I was napping on the sofa the other day, TV murmuring in the background. When I opened my eyes I focused on something across the room, something dangling from the lamp.
There was a time when I would have leapt to my feet and swatted such a bold beast who clearly didn't understand my time-honored arachnid rules: stay out of my sight and live happily, I shall not hunt you down; appear before me and take your chances.
This time, though, maybe because I was still half asleep, I pondered the thing. It was a small spider, tan in color with long legs, a living miracle in minature. I watched it drift down from the lamp on its fiber, appendages networking the air. Then I watched as the little fellow settled on the window seat and traveled west in no hurry, finally reaching the mountainous television (mountainous, at least, to him), which was scaled with determination and purpose. The spider then crossed the top of the box and disappeared, maybe back to a warm lamp home, maybe up the curtain and to parts known only to creatures with four sets of legs.
I lay there thinking about how many spiders I've murdered over the years, tiny Charlottes who for all I know had a treasury of babies waiting somewhere for mother's return. I thought about the spider's province: the lamp a skyscraper, the family room a country, the back yard a galaxy. Maybe there in spider world exist governments and holidays and deities and all other manner of civilization about which I have been callous, I the lumbering human who on my way to bed crushes without thought an important member of eight-legged society. The woolgathering made me almost misty and I heard a tiny voice whisper, "These are old people thoughts, introspections of those whose brains have had too many years of thinking." I drifted back to sleep.

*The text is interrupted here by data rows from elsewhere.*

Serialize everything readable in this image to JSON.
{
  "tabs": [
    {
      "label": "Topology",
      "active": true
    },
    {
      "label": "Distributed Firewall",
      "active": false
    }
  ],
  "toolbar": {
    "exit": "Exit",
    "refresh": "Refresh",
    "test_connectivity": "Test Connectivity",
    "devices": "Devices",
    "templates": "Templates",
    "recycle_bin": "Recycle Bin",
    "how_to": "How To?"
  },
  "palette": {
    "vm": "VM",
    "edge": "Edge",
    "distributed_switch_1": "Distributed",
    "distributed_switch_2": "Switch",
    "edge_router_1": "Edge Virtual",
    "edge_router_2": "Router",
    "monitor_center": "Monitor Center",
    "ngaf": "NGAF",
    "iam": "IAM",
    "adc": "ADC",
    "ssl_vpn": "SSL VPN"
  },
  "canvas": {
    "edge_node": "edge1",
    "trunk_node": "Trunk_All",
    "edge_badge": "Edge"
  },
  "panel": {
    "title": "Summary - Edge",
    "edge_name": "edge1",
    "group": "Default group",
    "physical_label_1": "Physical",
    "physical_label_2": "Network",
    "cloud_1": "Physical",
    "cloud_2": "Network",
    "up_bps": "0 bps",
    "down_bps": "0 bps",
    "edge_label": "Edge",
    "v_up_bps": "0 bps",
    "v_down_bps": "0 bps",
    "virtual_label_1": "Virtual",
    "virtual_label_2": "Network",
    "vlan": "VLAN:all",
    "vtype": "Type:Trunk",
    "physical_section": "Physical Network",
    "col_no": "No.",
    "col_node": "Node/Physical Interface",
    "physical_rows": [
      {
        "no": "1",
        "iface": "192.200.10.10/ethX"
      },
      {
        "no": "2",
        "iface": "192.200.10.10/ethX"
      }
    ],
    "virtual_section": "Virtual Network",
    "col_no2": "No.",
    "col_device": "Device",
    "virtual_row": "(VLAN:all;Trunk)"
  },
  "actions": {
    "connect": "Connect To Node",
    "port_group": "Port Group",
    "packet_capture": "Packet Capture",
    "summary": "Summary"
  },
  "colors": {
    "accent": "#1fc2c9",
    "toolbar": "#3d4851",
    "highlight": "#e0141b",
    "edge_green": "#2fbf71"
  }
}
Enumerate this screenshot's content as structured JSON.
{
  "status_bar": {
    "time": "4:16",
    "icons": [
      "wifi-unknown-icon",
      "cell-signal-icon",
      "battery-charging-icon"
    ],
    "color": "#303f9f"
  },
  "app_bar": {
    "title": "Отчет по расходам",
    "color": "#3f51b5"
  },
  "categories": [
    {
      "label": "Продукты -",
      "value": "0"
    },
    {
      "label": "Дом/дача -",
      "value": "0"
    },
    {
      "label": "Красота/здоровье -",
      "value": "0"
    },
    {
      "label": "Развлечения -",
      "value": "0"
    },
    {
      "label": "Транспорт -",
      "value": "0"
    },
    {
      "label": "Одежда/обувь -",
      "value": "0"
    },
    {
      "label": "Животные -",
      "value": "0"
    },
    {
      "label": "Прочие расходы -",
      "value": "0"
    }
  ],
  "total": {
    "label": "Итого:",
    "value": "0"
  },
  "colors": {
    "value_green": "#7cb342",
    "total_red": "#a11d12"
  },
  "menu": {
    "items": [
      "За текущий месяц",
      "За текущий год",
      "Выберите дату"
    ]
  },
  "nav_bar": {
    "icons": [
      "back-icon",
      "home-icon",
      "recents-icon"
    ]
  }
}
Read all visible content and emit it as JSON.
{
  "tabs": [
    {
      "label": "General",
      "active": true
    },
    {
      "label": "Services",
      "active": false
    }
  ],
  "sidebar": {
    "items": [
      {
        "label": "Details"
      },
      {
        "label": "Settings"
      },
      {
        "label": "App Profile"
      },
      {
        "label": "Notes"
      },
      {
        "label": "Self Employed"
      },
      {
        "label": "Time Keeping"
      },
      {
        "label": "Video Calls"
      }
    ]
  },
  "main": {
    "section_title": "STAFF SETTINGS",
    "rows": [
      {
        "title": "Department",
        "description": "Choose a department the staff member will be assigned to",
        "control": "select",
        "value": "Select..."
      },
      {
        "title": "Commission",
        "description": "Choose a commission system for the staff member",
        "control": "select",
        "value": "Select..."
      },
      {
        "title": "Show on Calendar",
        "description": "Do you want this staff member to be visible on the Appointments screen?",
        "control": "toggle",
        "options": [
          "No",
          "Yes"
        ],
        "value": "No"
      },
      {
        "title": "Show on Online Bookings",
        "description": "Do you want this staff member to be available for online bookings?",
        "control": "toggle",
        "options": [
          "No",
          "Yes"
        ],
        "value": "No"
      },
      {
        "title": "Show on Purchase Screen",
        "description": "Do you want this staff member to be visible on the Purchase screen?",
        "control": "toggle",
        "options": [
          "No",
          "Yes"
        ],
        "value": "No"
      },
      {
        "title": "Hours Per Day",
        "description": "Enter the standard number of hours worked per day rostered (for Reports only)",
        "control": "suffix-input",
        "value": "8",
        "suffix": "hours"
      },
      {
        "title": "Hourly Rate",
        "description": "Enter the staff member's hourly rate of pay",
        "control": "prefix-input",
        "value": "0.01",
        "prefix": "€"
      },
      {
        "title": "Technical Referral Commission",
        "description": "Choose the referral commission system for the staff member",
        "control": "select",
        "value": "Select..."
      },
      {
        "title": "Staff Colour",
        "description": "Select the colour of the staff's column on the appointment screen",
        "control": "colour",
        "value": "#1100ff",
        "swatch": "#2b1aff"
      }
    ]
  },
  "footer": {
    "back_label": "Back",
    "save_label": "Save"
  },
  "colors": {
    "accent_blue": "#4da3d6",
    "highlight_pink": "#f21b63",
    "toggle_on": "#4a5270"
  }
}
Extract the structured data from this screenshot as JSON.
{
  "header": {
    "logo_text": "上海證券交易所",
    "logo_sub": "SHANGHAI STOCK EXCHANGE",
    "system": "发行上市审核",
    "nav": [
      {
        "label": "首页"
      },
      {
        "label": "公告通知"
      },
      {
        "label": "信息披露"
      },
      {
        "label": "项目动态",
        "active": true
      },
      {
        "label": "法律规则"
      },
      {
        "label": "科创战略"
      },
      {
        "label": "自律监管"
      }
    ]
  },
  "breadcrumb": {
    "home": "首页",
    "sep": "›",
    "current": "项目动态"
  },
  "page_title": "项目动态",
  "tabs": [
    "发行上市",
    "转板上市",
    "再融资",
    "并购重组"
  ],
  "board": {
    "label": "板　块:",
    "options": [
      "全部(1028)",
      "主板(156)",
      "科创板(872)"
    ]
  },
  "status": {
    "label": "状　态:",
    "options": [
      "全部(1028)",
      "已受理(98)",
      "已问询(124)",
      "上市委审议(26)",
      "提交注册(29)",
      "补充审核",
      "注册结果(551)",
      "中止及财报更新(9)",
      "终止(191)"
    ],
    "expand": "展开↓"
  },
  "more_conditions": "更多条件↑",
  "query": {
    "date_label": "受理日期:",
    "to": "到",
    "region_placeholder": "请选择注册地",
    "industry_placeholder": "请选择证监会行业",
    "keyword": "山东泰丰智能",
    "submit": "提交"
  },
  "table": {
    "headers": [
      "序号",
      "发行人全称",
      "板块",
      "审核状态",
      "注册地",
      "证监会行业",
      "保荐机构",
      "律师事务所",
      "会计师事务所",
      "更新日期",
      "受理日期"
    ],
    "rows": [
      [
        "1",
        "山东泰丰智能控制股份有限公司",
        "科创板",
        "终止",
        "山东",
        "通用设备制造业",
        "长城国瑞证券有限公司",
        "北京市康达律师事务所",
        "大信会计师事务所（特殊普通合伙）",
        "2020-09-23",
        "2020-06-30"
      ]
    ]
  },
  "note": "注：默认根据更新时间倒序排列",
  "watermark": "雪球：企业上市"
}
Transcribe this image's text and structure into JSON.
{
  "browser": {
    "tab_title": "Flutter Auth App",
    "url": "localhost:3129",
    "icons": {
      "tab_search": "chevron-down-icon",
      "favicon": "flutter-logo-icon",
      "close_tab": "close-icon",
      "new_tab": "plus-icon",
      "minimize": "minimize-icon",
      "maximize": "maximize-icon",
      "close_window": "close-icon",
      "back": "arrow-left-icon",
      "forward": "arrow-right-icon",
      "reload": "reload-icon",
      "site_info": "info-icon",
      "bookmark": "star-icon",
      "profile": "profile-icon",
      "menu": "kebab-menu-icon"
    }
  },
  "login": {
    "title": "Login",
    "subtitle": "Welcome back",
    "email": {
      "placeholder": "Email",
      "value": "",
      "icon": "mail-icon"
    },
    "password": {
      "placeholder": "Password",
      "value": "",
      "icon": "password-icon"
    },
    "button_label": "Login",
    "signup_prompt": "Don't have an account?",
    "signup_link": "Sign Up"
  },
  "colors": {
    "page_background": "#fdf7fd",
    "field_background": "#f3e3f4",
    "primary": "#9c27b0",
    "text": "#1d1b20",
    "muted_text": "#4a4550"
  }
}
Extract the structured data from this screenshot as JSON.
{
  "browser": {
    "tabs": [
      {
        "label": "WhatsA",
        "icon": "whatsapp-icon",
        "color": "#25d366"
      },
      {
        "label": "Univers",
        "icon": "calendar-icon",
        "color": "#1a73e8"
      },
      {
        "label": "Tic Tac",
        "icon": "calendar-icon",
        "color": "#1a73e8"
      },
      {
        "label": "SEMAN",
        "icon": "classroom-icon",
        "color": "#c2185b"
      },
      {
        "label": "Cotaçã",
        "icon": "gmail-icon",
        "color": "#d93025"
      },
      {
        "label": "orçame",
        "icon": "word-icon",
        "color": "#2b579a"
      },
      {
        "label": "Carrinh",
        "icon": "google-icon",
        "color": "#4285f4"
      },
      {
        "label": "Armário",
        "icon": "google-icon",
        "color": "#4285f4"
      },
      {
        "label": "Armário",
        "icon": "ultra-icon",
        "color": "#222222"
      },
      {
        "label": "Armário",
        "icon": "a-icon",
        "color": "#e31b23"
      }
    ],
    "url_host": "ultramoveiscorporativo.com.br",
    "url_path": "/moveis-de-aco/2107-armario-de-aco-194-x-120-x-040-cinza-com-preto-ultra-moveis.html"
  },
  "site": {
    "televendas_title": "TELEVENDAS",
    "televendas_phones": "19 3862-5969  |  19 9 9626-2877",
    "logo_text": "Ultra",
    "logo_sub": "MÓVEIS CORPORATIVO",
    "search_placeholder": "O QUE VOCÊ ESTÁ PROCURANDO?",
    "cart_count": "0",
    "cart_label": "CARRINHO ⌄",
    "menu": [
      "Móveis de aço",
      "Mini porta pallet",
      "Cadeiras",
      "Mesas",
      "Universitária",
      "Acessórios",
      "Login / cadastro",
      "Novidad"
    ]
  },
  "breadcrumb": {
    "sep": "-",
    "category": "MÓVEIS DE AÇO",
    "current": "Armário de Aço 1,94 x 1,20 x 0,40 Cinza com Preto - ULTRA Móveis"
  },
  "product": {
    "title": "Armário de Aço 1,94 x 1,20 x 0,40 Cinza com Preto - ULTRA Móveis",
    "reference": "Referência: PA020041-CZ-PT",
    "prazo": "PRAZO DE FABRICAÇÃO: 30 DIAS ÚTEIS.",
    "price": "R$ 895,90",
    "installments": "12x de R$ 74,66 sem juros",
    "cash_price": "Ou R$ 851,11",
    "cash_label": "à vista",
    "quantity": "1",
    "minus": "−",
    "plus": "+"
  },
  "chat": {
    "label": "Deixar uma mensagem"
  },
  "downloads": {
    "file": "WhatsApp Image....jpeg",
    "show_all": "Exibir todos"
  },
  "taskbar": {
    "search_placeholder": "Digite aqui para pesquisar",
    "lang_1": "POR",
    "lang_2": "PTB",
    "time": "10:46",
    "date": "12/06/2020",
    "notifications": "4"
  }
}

The spider reappeared the following day. I looked up and he was clinging there on the ceiling above, his form now quite clear on the white paint. A student of life, I reached for the computer to identify him and was surprised to see so many spider variations, dozens with names like Wolf and Garage and Trapdoor, Ladybird and Florida and Orb-weaver. I then stumbled onto an image of a Brown Recluse, which many claim inhabit these parts. Scowling, I looked at the ceiling and back at the computer screen, then back at the ceiling. Could it be?
After some descriptive paragraphs about the Brown Recluse and its bite, paragraphs containing words like white blisters, itching, nausea, vomiting, fever, chills, shock, ache, skin deterioration, scarring, necrosis, and long painful recovery, not to mention photographs of large oozing lesions that made my eyes bug out cartoon style, I clicked my computer off, folded a newspaper, and smacked the hell out of Mr. Living Miracle Ceiling Crawler. Don't know for sure if it was a Brown Recluse. Don't care.
Beware the vacuum cleaner, o universe of spiders. On spring cleaning day my long years of brain activity will not reveal compassion toward your kind. Whether Loxosceles reclusa or not, I will launch a preemptive strike against the air-breathing arthropods who inhabit my home.
So much for tender-hearted reverie, which I've decided to save for when I really am old.